How does the sextortion of children work?

A perpetrator will typically:

  1. pose as another child or young person, i.e. perpetrators will pose as teenage girls if contacting boys,
  2. connect with a child via social media or online gaming,
  3. encourage them to switch to a platform with video, often encrypted,
  4. start a conversation which quickly turns sexual,
  5. encourage them to put on their video camera,
  6. make excuses why their own camera isn’t working, or even use pre-recorded video,
  7. encourage the child to remove their clothing or perform sexual activity,
  8. record this activity, and then
  9. blackmail the child.

What can a parent do to protect their child from sextortion and the harms it causes?

  • Have a conversation. Let your child know that this is happening to thousands of children in the UK. Explain to them how sextortion works and how they can try to protect themselves by using security settings, checking out the communication with a trusted adult and avoiding sending identifiable images or videos.
  • Let them know that you love them and will always support them no matter what. Reassure them that if they ever get in trouble online, they can come to you.
  • Talk to your child about what they do online (including gaming). Find out who they’re connecting with. Ensure they have age-appropriate monitoring and security settings.
  • Be aware of how you talk about other young people who are exploited. If you use blaming or judgemental language, your child will get the message they can’t come to you if it happens to them.
  • Express empathy for any child or adult who experiences online exploitation or scams. Make it clear that the person to blame is the perpetrator.
  • Make sure they know where to go for confidential information and support, including support with mental health and suicidal thoughts.

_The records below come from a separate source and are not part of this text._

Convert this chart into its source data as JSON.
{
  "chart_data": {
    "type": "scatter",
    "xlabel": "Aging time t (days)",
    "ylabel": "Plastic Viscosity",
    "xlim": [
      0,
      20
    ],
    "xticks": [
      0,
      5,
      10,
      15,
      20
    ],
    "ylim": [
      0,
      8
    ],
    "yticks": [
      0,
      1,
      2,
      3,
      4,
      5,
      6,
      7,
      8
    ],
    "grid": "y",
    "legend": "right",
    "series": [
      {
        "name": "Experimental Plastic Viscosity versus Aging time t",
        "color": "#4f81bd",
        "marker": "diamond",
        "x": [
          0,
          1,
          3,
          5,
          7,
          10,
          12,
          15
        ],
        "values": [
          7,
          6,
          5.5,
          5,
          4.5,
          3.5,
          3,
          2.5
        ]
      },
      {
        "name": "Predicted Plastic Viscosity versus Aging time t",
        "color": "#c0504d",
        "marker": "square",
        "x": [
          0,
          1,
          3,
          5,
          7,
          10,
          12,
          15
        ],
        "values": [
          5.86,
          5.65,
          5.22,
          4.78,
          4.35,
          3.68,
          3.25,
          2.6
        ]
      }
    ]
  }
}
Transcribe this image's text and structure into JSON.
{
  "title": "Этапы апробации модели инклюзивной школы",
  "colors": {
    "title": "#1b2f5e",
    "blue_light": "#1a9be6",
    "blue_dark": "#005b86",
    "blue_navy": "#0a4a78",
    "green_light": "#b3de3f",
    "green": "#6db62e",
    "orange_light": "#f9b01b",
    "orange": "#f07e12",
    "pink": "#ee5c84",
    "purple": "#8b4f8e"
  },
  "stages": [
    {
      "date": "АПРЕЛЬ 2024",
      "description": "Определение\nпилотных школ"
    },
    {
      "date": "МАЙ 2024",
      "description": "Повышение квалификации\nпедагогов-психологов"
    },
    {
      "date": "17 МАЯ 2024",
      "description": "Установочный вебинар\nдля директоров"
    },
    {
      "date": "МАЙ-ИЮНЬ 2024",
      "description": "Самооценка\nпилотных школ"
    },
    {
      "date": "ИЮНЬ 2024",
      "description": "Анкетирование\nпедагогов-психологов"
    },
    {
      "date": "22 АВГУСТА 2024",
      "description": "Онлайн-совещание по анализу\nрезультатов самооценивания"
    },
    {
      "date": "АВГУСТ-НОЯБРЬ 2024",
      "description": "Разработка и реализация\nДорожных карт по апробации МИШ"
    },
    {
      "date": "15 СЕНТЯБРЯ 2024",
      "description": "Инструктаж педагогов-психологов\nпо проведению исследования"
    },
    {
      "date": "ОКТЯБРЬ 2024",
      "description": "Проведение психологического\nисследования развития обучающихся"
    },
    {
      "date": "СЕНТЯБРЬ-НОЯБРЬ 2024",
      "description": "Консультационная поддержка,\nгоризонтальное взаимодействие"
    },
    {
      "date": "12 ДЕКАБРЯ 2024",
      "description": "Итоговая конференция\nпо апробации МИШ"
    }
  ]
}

If you discover your child is being sextorted:

  • Don’t pay any money.
  • Don’t engage further with the perpetrator.
  • Don’t delete any of the messages, photos or video content that have been shared between your child and the perpetrator. They may be used as evidence.
  • Contact the Police on 101 to report the crime.
  • Use the Report Remove tool to flag the content and ensure it is removed from as many platforms as possible if the perpetrator has shared them. You will be kept informed at every stage of your report. Your child will be supported by a Childline counsellor who will help them deal with the emotional impact.